In the limited time available to me I have looked at the later edition of Halsbury's Vol. 17, Paragraph 17 and one of the cases cited therein. Both editions of Halsbury mention the case of Scott v. Lewis [1836] EngR 534; (1836) 7 C & P 347 at 349 where Coleridge J. stated that the right to begin depends more upon what justice to the parties requires than upon any strict rule.


One of the cases cited by Halsbury in the 4th Edition in Paragraph 17 of Vol. 17 is W. Lusty & Sons Ltd. v. Morris Wilkinson & Co. (Nottingham) Ltd. (1954) 2 All E.R. 347 which was a decision of Lloyd-Jacob J.


This was an action under the English Registered Designs Act (1949) to restrain the Defendants from threatening a Plaintiff with proceedings for infringement of the copyright in a registered design. The Plaintiffs alleged that letters written to them by or on behalf of the Defendants constituted threats. By their defence the Defendants denied the threats and counter-claimed against the Plaintiffs.


In his ruling at page 348 Lloyd Jacob J. cited with approval the remark of Brett, L.J. whom he described, as I think we would all agree, as "the renowned Lord Justice", in Thomson v. South Eastern Railway Co. [1882] UKLawRpKQB 46; (1882) 9 Q.B.D. 320.


Brett, L.J. put the matter in perfectly simple form. He said at page 328 that the duty falling on the court is to consider "what is the fair mode of trying that which is shown to be the substantial matter ..."


Lloyd Jacob J. then continued that, having regard to the admissions offered by counsel for the Defendants in the case before him, the "substantial matter" before the court was the determination of the issue in the counter-claim, viz., whether or not the Plaintiffs had infringed the registered design. His Lordship held that this was a matter on which counsel for the Defendants would be entitled to open.


In this case counsel for the Plaintiff rather curiously appears to be willing to forgo his right to begin for what I have little doubt are tactical reasons. He argued that the Defendants should begin. He has referred me to the Minutes of a Pre-trial Conference held between the parties' solicitors on the 13th of May 1993 when it was decided:


(1) It is not in issue that the Plaintiff sold concrete to the First Defendant in the sum of $15,156.03.

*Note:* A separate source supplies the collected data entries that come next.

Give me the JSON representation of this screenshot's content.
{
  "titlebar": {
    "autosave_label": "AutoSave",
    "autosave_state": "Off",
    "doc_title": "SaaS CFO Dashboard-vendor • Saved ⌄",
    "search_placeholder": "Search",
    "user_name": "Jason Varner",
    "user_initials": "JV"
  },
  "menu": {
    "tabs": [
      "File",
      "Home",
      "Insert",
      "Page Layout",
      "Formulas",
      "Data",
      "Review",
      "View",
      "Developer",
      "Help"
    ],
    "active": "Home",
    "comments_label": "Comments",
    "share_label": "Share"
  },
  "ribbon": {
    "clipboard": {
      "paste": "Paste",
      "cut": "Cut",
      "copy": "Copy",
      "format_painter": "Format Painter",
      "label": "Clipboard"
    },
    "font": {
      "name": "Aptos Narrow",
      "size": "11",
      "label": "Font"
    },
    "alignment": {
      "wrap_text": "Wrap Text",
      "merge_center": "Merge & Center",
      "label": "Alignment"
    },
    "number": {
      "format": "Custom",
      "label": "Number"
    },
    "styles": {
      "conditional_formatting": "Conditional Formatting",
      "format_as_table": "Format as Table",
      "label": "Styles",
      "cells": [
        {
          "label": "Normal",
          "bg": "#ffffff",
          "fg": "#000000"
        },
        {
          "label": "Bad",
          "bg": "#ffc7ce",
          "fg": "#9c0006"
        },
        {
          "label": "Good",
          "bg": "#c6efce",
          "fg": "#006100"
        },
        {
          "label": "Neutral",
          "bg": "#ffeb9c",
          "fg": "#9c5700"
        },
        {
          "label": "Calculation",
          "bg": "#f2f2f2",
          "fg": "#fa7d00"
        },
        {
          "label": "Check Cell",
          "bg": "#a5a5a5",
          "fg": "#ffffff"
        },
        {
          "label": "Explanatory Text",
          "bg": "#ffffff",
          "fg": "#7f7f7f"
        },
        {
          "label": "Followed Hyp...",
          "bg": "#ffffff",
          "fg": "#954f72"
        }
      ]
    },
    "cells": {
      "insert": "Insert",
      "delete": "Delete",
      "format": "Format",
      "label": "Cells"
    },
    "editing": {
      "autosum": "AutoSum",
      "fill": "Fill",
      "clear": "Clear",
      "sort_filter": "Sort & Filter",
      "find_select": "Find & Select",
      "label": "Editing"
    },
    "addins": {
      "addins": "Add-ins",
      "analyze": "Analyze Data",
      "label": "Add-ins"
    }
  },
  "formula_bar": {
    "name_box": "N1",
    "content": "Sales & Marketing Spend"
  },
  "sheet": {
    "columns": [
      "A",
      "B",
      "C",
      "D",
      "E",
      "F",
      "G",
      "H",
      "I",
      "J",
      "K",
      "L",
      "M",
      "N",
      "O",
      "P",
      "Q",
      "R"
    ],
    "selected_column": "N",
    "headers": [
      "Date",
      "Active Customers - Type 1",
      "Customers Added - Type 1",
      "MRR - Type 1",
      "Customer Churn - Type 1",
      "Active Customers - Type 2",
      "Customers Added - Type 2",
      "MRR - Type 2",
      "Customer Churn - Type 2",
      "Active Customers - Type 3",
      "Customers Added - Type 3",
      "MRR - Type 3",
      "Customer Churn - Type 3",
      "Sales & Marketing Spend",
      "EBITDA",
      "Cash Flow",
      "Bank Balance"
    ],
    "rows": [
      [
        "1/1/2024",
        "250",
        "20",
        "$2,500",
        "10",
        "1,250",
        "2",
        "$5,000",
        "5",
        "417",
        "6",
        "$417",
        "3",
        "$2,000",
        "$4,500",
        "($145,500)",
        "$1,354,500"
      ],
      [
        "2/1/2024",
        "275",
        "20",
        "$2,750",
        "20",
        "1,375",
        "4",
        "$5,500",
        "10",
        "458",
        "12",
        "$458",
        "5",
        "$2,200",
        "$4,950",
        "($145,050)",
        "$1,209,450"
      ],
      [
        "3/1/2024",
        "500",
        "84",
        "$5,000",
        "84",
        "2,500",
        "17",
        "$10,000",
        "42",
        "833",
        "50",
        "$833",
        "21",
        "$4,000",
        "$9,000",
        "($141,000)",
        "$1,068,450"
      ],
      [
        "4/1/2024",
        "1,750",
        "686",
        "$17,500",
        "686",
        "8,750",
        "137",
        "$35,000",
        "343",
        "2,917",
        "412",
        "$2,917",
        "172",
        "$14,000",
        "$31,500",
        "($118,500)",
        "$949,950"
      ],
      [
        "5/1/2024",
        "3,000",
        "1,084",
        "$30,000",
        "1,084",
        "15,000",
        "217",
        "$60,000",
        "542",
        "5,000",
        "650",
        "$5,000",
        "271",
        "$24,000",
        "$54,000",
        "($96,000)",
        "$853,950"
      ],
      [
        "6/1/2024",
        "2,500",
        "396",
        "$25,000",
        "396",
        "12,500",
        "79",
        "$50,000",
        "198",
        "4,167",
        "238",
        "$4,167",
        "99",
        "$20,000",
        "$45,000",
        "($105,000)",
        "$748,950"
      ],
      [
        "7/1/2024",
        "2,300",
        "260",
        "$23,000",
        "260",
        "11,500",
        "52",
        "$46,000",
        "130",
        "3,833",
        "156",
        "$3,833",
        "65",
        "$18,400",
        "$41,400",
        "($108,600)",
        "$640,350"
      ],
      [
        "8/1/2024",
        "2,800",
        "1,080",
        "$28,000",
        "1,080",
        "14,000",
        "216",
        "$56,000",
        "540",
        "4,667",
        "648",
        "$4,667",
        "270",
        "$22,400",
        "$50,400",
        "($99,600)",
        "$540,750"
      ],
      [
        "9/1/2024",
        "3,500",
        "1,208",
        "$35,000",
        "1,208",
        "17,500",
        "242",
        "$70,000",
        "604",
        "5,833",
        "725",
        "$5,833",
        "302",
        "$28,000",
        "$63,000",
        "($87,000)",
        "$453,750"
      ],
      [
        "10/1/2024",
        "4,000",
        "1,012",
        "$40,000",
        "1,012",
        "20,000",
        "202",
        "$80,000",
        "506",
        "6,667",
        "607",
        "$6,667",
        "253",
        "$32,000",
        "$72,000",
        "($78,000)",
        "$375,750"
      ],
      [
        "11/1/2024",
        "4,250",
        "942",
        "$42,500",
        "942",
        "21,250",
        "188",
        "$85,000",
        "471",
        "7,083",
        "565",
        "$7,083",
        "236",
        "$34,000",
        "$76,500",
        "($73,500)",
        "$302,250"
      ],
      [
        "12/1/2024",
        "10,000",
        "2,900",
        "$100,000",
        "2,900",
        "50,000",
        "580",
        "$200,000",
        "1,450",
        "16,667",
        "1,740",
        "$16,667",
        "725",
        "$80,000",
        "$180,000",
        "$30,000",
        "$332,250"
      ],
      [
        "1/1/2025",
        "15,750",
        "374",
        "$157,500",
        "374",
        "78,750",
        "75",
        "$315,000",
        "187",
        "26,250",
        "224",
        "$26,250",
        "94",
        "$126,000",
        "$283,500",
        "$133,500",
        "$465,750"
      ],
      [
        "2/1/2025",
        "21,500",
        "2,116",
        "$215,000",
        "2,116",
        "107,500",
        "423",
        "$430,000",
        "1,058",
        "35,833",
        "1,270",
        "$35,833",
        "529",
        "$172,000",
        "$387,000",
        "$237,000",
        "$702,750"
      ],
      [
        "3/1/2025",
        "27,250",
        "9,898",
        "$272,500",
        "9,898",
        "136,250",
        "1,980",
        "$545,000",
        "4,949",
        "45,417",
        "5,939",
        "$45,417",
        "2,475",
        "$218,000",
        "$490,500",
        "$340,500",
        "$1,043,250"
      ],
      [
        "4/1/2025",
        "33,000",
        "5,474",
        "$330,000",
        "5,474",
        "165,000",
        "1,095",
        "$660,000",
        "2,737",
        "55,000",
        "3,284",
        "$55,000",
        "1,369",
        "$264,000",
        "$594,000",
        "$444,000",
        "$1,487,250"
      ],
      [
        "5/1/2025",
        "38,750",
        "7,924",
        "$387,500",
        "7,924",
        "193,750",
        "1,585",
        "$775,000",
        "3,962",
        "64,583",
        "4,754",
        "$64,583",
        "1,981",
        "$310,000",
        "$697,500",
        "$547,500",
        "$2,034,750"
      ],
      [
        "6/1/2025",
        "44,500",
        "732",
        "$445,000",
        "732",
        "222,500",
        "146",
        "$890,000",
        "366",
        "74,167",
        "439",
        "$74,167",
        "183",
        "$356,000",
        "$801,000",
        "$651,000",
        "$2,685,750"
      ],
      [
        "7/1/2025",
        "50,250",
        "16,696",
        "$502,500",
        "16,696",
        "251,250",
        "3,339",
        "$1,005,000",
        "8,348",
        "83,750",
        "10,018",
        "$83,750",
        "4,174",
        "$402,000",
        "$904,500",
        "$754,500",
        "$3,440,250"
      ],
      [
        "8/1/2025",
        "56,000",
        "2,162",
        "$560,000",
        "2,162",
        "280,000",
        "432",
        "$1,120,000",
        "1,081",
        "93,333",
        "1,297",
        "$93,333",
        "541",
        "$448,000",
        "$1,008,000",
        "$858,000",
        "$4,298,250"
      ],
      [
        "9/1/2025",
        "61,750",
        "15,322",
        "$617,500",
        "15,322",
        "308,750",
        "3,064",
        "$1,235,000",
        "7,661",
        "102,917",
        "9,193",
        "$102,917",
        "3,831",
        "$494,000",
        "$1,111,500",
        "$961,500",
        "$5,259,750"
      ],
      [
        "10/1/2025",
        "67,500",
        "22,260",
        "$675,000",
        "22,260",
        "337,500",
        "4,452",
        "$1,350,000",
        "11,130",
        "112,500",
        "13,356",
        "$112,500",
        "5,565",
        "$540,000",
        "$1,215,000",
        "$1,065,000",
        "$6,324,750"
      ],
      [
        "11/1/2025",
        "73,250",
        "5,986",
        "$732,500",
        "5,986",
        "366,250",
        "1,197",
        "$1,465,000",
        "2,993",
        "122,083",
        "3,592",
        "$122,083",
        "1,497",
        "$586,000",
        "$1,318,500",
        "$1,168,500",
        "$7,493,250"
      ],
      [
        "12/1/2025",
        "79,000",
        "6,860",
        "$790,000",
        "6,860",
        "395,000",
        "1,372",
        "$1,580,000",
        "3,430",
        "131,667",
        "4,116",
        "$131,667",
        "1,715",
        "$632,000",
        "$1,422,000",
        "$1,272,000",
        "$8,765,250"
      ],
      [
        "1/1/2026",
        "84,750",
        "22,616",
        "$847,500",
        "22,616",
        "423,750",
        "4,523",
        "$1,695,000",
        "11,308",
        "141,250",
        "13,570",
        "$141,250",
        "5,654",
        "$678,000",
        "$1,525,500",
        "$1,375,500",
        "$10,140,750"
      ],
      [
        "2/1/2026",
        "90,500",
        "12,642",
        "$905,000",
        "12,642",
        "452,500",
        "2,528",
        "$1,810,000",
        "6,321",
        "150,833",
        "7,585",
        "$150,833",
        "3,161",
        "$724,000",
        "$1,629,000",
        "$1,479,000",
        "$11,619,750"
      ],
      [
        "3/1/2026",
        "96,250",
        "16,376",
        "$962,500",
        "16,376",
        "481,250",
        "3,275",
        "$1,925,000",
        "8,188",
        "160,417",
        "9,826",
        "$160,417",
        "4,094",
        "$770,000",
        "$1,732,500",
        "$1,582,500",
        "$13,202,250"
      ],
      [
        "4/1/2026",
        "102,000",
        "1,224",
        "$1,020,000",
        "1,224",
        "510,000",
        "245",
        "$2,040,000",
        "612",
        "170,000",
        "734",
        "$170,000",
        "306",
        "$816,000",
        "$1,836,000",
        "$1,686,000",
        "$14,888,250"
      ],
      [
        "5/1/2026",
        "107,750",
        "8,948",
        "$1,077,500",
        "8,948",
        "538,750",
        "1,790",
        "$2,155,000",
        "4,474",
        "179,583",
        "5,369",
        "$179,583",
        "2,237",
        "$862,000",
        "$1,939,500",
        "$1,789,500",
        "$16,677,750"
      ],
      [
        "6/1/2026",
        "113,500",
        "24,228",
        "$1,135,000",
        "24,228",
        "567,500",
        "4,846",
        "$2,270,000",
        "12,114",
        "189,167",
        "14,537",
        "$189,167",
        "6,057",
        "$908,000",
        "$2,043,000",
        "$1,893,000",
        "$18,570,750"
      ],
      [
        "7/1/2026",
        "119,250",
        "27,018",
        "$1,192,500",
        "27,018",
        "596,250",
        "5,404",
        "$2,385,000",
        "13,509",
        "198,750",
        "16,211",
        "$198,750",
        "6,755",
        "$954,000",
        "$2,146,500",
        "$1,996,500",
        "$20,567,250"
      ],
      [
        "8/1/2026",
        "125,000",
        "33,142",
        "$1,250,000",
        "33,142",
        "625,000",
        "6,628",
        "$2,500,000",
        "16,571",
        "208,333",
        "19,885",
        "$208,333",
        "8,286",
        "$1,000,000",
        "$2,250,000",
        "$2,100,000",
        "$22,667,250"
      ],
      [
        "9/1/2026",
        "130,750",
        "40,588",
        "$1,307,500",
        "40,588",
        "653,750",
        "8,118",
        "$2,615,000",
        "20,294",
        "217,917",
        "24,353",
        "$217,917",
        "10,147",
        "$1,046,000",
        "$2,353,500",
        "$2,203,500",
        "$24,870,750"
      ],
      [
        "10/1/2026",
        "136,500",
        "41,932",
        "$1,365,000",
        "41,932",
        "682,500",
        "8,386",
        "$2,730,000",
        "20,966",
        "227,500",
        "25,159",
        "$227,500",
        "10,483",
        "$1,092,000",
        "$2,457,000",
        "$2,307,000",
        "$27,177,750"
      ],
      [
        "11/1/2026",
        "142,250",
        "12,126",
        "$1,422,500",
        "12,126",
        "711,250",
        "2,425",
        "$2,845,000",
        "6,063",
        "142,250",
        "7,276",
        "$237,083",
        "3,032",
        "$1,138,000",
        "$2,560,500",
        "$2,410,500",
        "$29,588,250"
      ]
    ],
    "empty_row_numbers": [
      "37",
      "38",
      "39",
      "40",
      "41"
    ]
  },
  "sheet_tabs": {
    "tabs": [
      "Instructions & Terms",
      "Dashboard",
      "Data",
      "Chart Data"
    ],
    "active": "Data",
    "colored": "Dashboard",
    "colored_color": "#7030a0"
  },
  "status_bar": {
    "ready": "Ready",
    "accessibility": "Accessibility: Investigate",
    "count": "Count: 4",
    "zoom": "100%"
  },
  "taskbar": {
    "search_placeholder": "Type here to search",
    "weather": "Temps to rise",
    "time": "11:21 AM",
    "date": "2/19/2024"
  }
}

(2) It is not in issue that the Second Defendant is the guarantor of the debt.


It is then stated that the following are in issue:


(1) Was there a concrete failure at the Defendants' building project at Nabua?


(2) If there was a concrete failure whether it caused a one month's delay from 18th October 1991 to 18th November 1991 to the Defendants' building project?


(3) Was there a breach of duty of care by the Plaintiff to the First and Second Defendants?


(4) Whether the Defendants have suffered any damage as a result of any such breach?


In the light of the authorities I have mentioned I have come to the conclusion that the substantial matter before the Court is the determination of the issue of the counter-claim namely whether there was a concrete failure by the Plaintiff in the concrete supplied by it and if so whether this caused the Defendants any loss which they are entitled to recover from the Plaintiff.


Accordingly in my judgment the Defendants should begin in this case and I so rule.


JOHN E. BYRNE
J U D G E


Authorities mentioned in judgment:


Halsbury's Laws of England, 3rd Edition, Vol. 15, Paragraph 494.
Halsbury's Laws of England, 4th Edition, Vol. 17, Paragraph 17.
Thomson v. South Eastern Railway Co. [1882] UKLawRpKQB 46; (1882) 9 Q.B.D. 320.
W. Lusty & Sons Ltd. v. Morris Wilkinson & Co. (Nottingham) Ltd. (1954) 2 All E.R. 347.


No other authorities were mentioned in argument.